17. In rejoinder Smt. Purohit, Advocate for the Petitioner advanced following submissions :
a) She submitted that the Judgment of the learned Single Judge (A.M. Khanwilkar, J) in the case of Sidharam Mulage (supra) was not applicable since in that case entire premises was burnt down and the premises were not in existence. She submitted that in the present case only a part of the building had collapsed and the remaining building was demolished by Landlord. She submitted that the tenancy rights of the Petitioner were specifically preserved and acknowledged by the statement made before the Small Causes Court.
b) In so far as the Judgment of the learned Single Judge (A.M. Khanwilkar, J) is concerned, she invited my attention to the observations in paragraph-8 of the Judgment of the learned Single Judge (A.M. Khanwilkar, J) and submitted that the said observations were clearly contrary to the provisions of law and the Supreme Court Judgment in T. Lakshmipathi (supra).

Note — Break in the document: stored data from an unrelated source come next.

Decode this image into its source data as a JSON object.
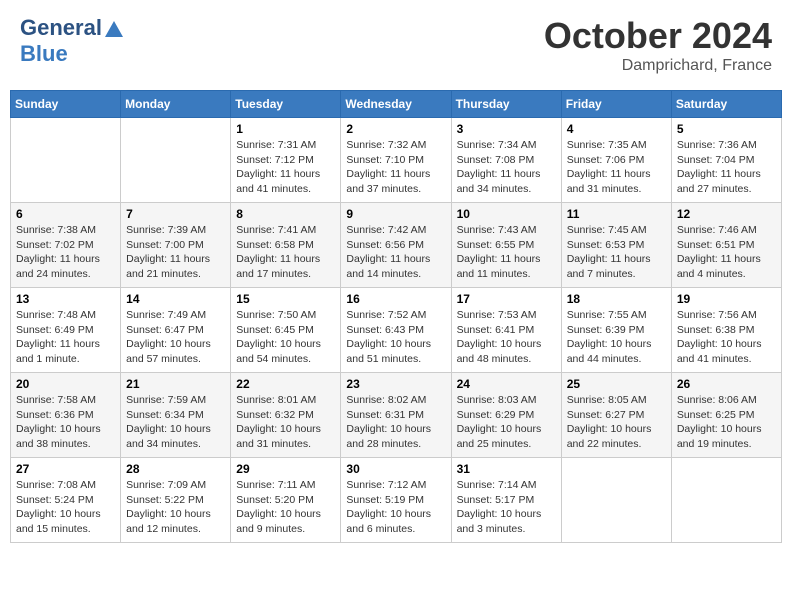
{
  "header": {
    "logo_general": "General",
    "logo_blue": "Blue",
    "title": "October 2024",
    "location": "Damprichard, France"
  },
  "days_of_week": [
    "Sunday",
    "Monday",
    "Tuesday",
    "Wednesday",
    "Thursday",
    "Friday",
    "Saturday"
  ],
  "weeks": [
    [
      {
        "day": "",
        "sunrise": "",
        "sunset": "",
        "daylight": ""
      },
      {
        "day": "",
        "sunrise": "",
        "sunset": "",
        "daylight": ""
      },
      {
        "day": "1",
        "sunrise": "Sunrise: 7:31 AM",
        "sunset": "Sunset: 7:12 PM",
        "daylight": "Daylight: 11 hours and 41 minutes."
      },
      {
        "day": "2",
        "sunrise": "Sunrise: 7:32 AM",
        "sunset": "Sunset: 7:10 PM",
        "daylight": "Daylight: 11 hours and 37 minutes."
      },
      {
        "day": "3",
        "sunrise": "Sunrise: 7:34 AM",
        "sunset": "Sunset: 7:08 PM",
        "daylight": "Daylight: 11 hours and 34 minutes."
      },
      {
        "day": "4",
        "sunrise": "Sunrise: 7:35 AM",
        "sunset": "Sunset: 7:06 PM",
        "daylight": "Daylight: 11 hours and 31 minutes."
      },
      {
        "day": "5",
        "sunrise": "Sunrise: 7:36 AM",
        "sunset": "Sunset: 7:04 PM",
        "daylight": "Daylight: 11 hours and 27 minutes."
      }
    ],
    [
      {
        "day": "6",
        "sunrise": "Sunrise: 7:38 AM",
        "sunset": "Sunset: 7:02 PM",
        "daylight": "Daylight: 11 hours and 24 minutes."
      },
      {
        "day": "7",
        "sunrise": "Sunrise: 7:39 AM",
        "sunset": "Sunset: 7:00 PM",
        "daylight": "Daylight: 11 hours and 21 minutes."
      },
      {
        "day": "8",
        "sunrise": "Sunrise: 7:41 AM",
        "sunset": "Sunset: 6:58 PM",
        "daylight": "Daylight: 11 hours and 17 minutes."
      },
      {
        "day": "9",
        "sunrise": "Sunrise: 7:42 AM",
        "sunset": "Sunset: 6:56 PM",
        "daylight": "Daylight: 11 hours and 14 minutes."
      },
      {
        "day": "10",
        "sunrise": "Sunrise: 7:43 AM",
        "sunset": "Sunset: 6:55 PM",
        "daylight": "Daylight: 11 hours and 11 minutes."
      },
      {
        "day": "11",
        "sunrise": "Sunrise: 7:45 AM",
        "sunset": "Sunset: 6:53 PM",
        "daylight": "Daylight: 11 hours and 7 minutes."
      },
      {
        "day": "12",
        "sunrise": "Sunrise: 7:46 AM",
        "sunset": "Sunset: 6:51 PM",
        "daylight": "Daylight: 11 hours and 4 minutes."
      }
    ],
    [
      {
        "day": "13",
        "sunrise": "Sunrise: 7:48 AM",
        "sunset": "Sunset: 6:49 PM",
        "daylight": "Daylight: 11 hours and 1 minute."
      },
      {
        "day": "14",
        "sunrise": "Sunrise: 7:49 AM",
        "sunset": "Sunset: 6:47 PM",
        "daylight": "Daylight: 10 hours and 57 minutes."
      },
      {
        "day": "15",
        "sunrise": "Sunrise: 7:50 AM",
        "sunset": "Sunset: 6:45 PM",
        "daylight": "Daylight: 10 hours and 54 minutes."
      },
      {
        "day": "16",
        "sunrise": "Sunrise: 7:52 AM",
        "sunset": "Sunset: 6:43 PM",
        "daylight": "Daylight: 10 hours and 51 minutes."
      },
      {
        "day": "17",
        "sunrise": "Sunrise: 7:53 AM",
        "sunset": "Sunset: 6:41 PM",
        "daylight": "Daylight: 10 hours and 48 minutes."
      },
      {
        "day": "18",
        "sunrise": "Sunrise: 7:55 AM",
        "sunset": "Sunset: 6:39 PM",
        "daylight": "Daylight: 10 hours and 44 minutes."
      },
      {
        "day": "19",
        "sunrise": "Sunrise: 7:56 AM",
        "sunset": "Sunset: 6:38 PM",
        "daylight": "Daylight: 10 hours and 41 minutes."
      }
    ],
    [
      {
        "day": "20",
        "sunrise": "Sunrise: 7:58 AM",
        "sunset": "Sunset: 6:36 PM",
        "daylight": "Daylight: 10 hours and 38 minutes."
      },
      {
        "day": "21",
        "sunrise": "Sunrise: 7:59 AM",
        "sunset": "Sunset: 6:34 PM",
        "daylight": "Daylight: 10 hours and 34 minutes."
      },
      {
        "day": "22",
        "sunrise": "Sunrise: 8:01 AM",
        "sunset": "Sunset: 6:32 PM",
        "daylight": "Daylight: 10 hours and 31 minutes."
      },
      {
        "day": "23",
        "sunrise": "Sunrise: 8:02 AM",
        "sunset": "Sunset: 6:31 PM",
        "daylight": "Daylight: 10 hours and 28 minutes."
      },
      {
        "day": "24",
        "sunrise": "Sunrise: 8:03 AM",
        "sunset": "Sunset: 6:29 PM",
        "daylight": "Daylight: 10 hours and 25 minutes."
      },
      {
        "day": "25",
        "sunrise": "Sunrise: 8:05 AM",
        "sunset": "Sunset: 6:27 PM",
        "daylight": "Daylight: 10 hours and 22 minutes."
      },
      {
        "day": "26",
        "sunrise": "Sunrise: 8:06 AM",
        "sunset": "Sunset: 6:25 PM",
        "daylight": "Daylight: 10 hours and 19 minutes."
      }
    ],
    [
      {
        "day": "27",
        "sunrise": "Sunrise: 7:08 AM",
        "sunset": "Sunset: 5:24 PM",
        "daylight": "Daylight: 10 hours and 15 minutes."
      },
      {
        "day": "28",
        "sunrise": "Sunrise: 7:09 AM",
        "sunset": "Sunset: 5:22 PM",
        "daylight": "Daylight: 10 hours and 12 minutes."
      },
      {
        "day": "29",
        "sunrise": "Sunrise: 7:11 AM",
        "sunset": "Sunset: 5:20 PM",
        "daylight": "Daylight: 10 hours and 9 minutes."
      },
      {
        "day": "30",
        "sunrise": "Sunrise: 7:12 AM",
        "sunset": "Sunset: 5:19 PM",
        "daylight": "Daylight: 10 hours and 6 minutes."
      },
      {
        "day": "31",
        "sunrise": "Sunrise: 7:14 AM",
        "sunset": "Sunset: 5:17 PM",
        "daylight": "Daylight: 10 hours and 3 minutes."
      },
      {
        "day": "",
        "sunrise": "",
        "sunset": "",
        "daylight": ""
      },
      {
        "day": "",
        "sunrise": "",
        "sunset": "",
        "daylight": ""
      }
    ]
  ]
}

c) She also invited my attention to the various admissions given by the witness of the Defendants in the cross-examination. On the issue of limitation she submitted that knowledge has to be attributed and unless and until it is shown that the Petitioner is having knowledge from a particular day, period of 3 years will not begin to run even if Article 58 is held to be applicable. She pointed out that P.W. 2 Karekar as Architect of the landlord had duly proved the letters given to MCGM and MHADA. She submitted that since tenancy has not extinguished, this Court should set aside the Judgment of the two Courts below and allow the C.R.A.
CONSIDERATION OF SUBMISSIONS
18. I have carefully considered the rival submissions of the respective Advocates. In my opinion, following issues arise in this Revision.
(i) Whether the Suit was barred by limitation and which Article of the Limitation Act would govern the Suit ?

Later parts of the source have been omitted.